China's attempts to boost markets and investor confidence have flopped
- Key gauges of Chinese stocks have hit their lowest levels in about 10 months.
- Global funds have withdrawn $3.8 billion this month, despite Beijing's effort to boost markets.
Beijing's efforts to revive Chinese markets are falling on deaf ears, as traders continue to shed their equity positions.
Though the country's authorities pledged to invigorate markets at the July Politburo meeting, China's CSI 300 Index, a benchmark of mainland shares, fell Thursday to its lowest level since November. The MSCI China Index has also fallen to its lowest level in about 10 months.
This is in spite of measures introduced by Beijing to rev up the economy and bring back investors, such as reduced transaction fees on trading and tighter controls on stake sales among leading shareholders.

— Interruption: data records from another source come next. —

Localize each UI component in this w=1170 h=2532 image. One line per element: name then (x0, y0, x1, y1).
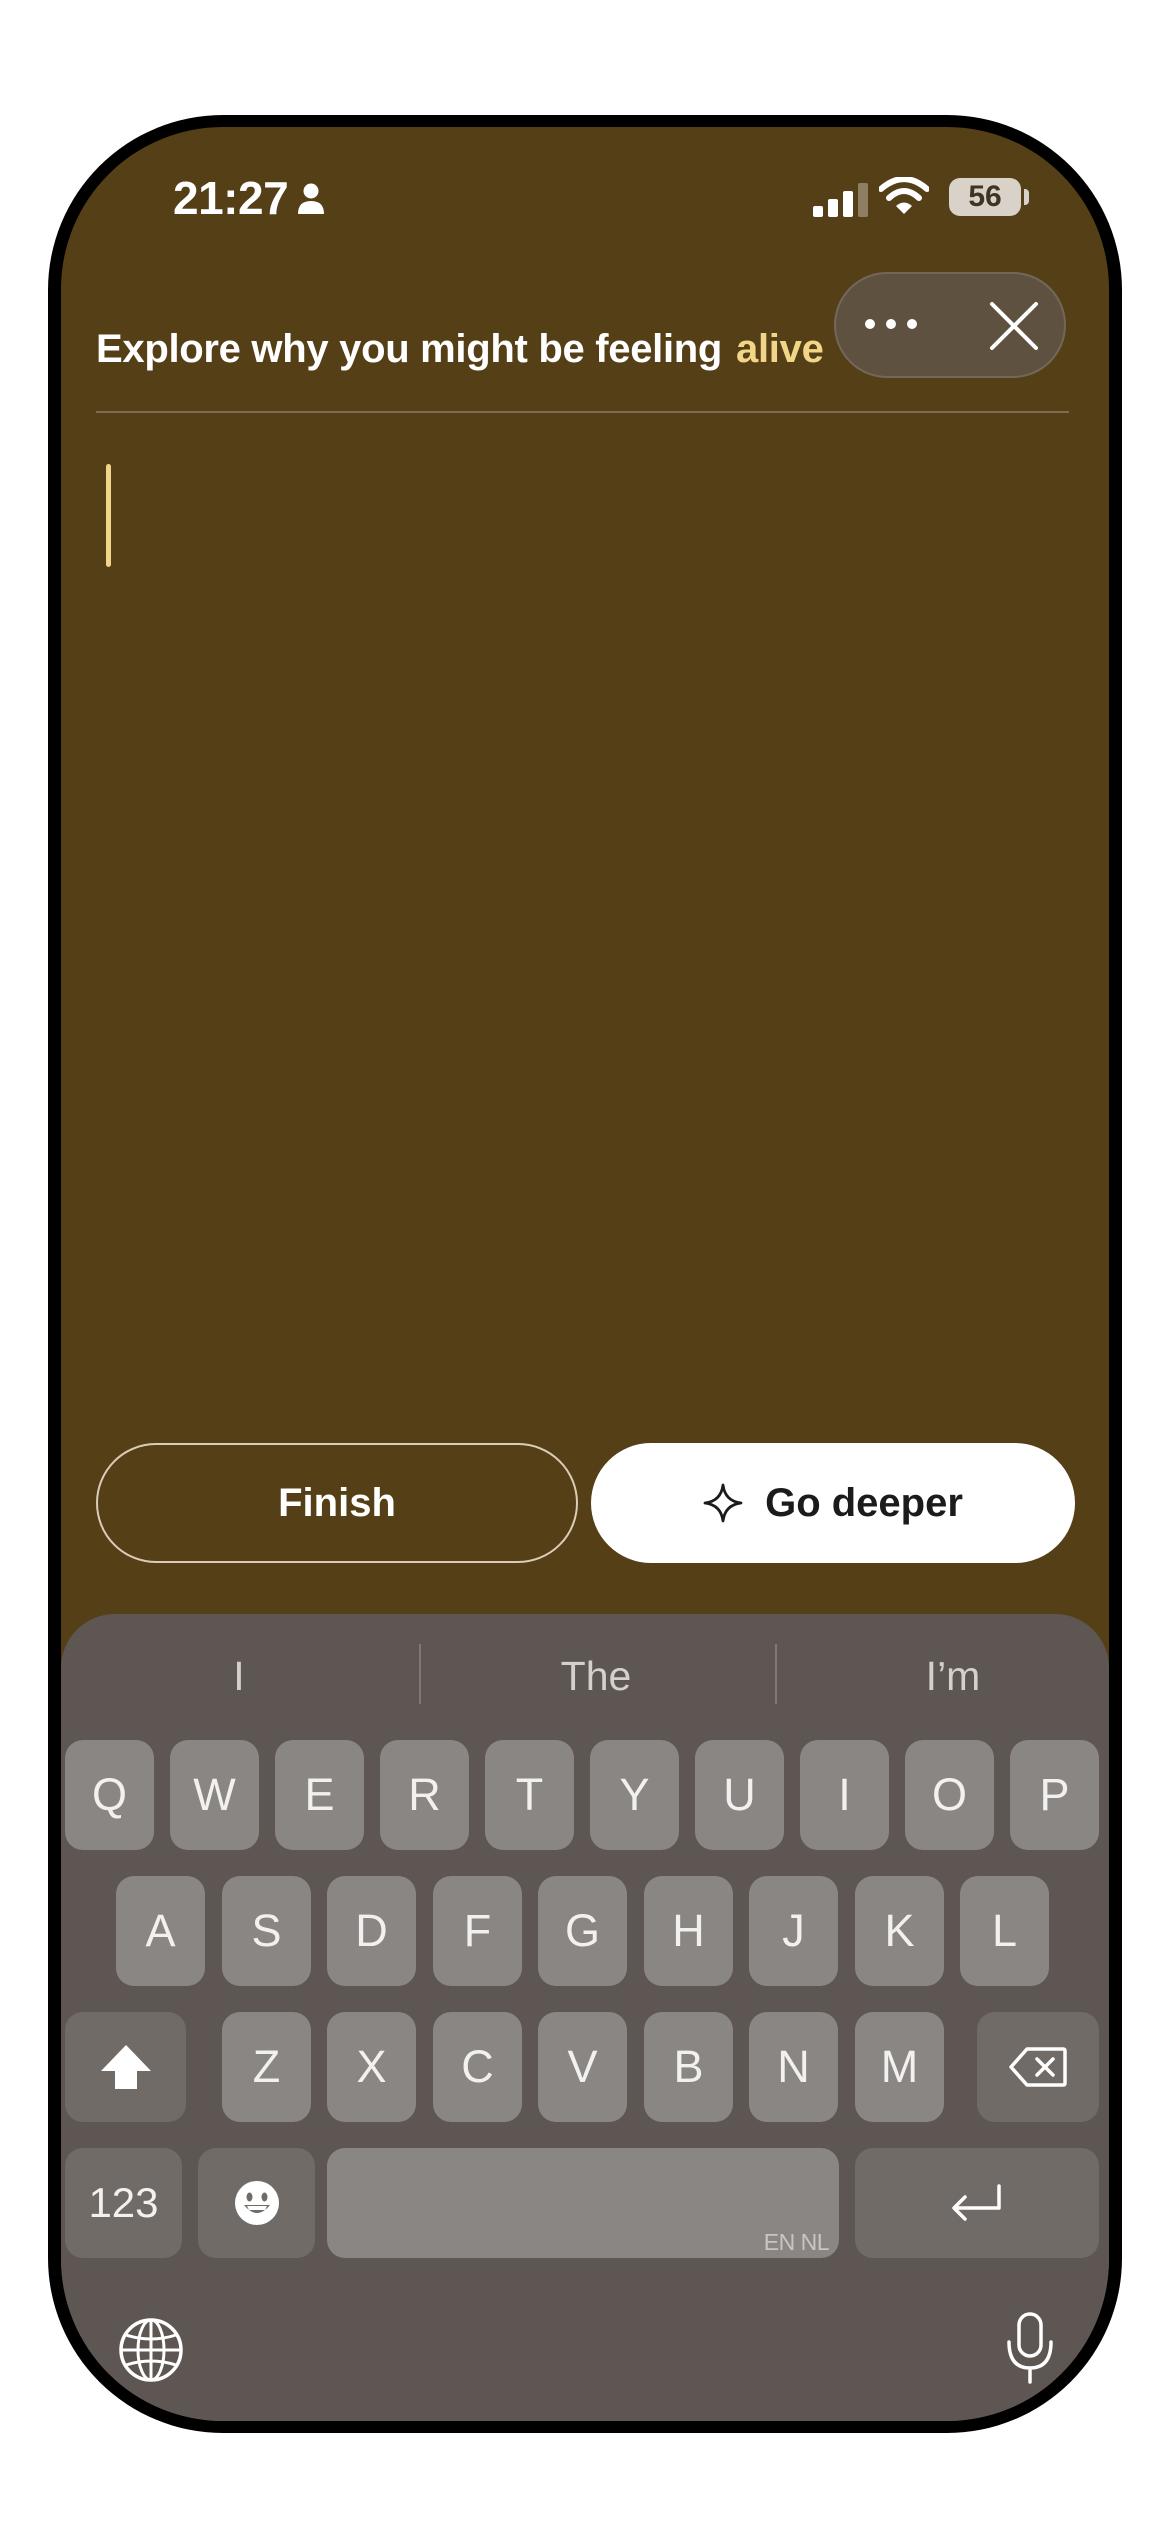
keyboard-languages: EN NL (763, 2229, 830, 2255)
journal-text-input[interactable] (96, 457, 1073, 1511)
screen: 21:27 56 Explore why you might be feelin… (61, 127, 1109, 2421)
close-icon[interactable] (986, 298, 1042, 354)
go-deeper-label: Go deeper (765, 1480, 963, 1525)
battery-tip (1024, 189, 1029, 205)
more-options-icon[interactable] (862, 312, 922, 336)
backspace-icon (1009, 2047, 1067, 2087)
key-d[interactable]: D (327, 1876, 416, 1986)
key-w[interactable]: W (170, 1740, 259, 1850)
status-time: 21:27 (173, 172, 289, 224)
return-icon (952, 2184, 1001, 2221)
key-o[interactable]: O (905, 1740, 994, 1850)
key-p[interactable]: P (1010, 1740, 1099, 1850)
globe-icon[interactable] (117, 2316, 185, 2384)
shift-icon (100, 2045, 151, 2089)
key-h[interactable]: H (644, 1876, 733, 1986)
key-k[interactable]: K (855, 1876, 944, 1986)
cellular-signal-icon (813, 183, 868, 217)
suggestion-1[interactable]: I (61, 1644, 417, 1708)
key-y[interactable]: Y (590, 1740, 679, 1850)
key-z[interactable]: Z (222, 2012, 311, 2122)
prompt-text: Explore why you might be feeling (96, 327, 723, 371)
key-a[interactable]: A (116, 1876, 205, 1986)
backspace-key[interactable] (977, 2012, 1099, 2122)
key-r[interactable]: R (380, 1740, 469, 1850)
finish-button[interactable]: Finish (96, 1443, 578, 1563)
wifi-icon (879, 177, 929, 214)
numbers-key[interactable]: 123 (65, 2148, 182, 2258)
battery-level: 56 (949, 178, 1021, 216)
finish-label: Finish (278, 1480, 396, 1525)
microphone-icon[interactable] (1005, 2312, 1055, 2384)
sparkle-icon (703, 1483, 743, 1523)
reflection-prompt: Explore why you might be feeling alive (96, 327, 824, 372)
key-e[interactable]: E (275, 1740, 364, 1850)
key-t[interactable]: T (485, 1740, 574, 1850)
space-key[interactable]: EN NL (327, 2148, 839, 2258)
key-c[interactable]: C (433, 2012, 522, 2122)
header-actions-pill (834, 272, 1066, 378)
key-q[interactable]: Q (65, 1740, 154, 1850)
header-divider (96, 411, 1069, 413)
key-v[interactable]: V (538, 2012, 627, 2122)
shift-key[interactable] (65, 2012, 186, 2122)
key-l[interactable]: L (960, 1876, 1049, 1986)
suggestion-3[interactable]: I’m (775, 1644, 1109, 1708)
emoji-icon (234, 2181, 279, 2225)
key-m[interactable]: M (855, 2012, 944, 2122)
go-deeper-button[interactable]: Go deeper (591, 1443, 1075, 1563)
key-g[interactable]: G (538, 1876, 627, 1986)
key-x[interactable]: X (327, 2012, 416, 2122)
emotion-word: alive (736, 327, 824, 371)
key-i[interactable]: I (800, 1740, 889, 1850)
key-n[interactable]: N (749, 2012, 838, 2122)
key-u[interactable]: U (695, 1740, 784, 1850)
on-screen-keyboard: I The I’m Q W E R T Y U I O P A S D F G … (61, 1614, 1109, 2421)
return-key[interactable] (855, 2148, 1099, 2258)
person-icon (298, 183, 324, 214)
emoji-key[interactable] (198, 2148, 315, 2258)
key-f[interactable]: F (433, 1876, 522, 1986)
suggestion-2[interactable]: The (418, 1644, 774, 1708)
key-j[interactable]: J (749, 1876, 838, 1986)
text-cursor (106, 464, 111, 567)
key-s[interactable]: S (222, 1876, 311, 1986)
key-b[interactable]: B (644, 2012, 733, 2122)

But the growth fears that hit China this year have dampened investing sentiment in the country. As Beijing contends with a mounting debt crisis in its property sector, as well as lackluster activity amid consumers and manufacturing, traders have been exiting the country for months.
Added to that are the Federal Reserve's high interest rates, which have made Treasury markets an attractive investing alternative. Wednesday's Fed meeting that signaled rates will remain higher for longer contributed to the Chinese withdrawal.
Meanwhile, global funds have shed $3.8 billion from onshore Chinese stocks, following a $12 billion selloff in August.
Trading activity in China has also dropped through September, with the daily average turnover for Shanghai and Shenzhen stocks falling 32% since the first week of the month.
To lift valuations, Hong Kong-listed firms are increasing share buybacks in the offshore market, while the largest Chinese companies are expected to give out a record 1.5 trillion yuan in dividends this year.
September's exodus has not been only limited to the equity market, with overall capital outflows from the country jumping to their highest pace since 2015.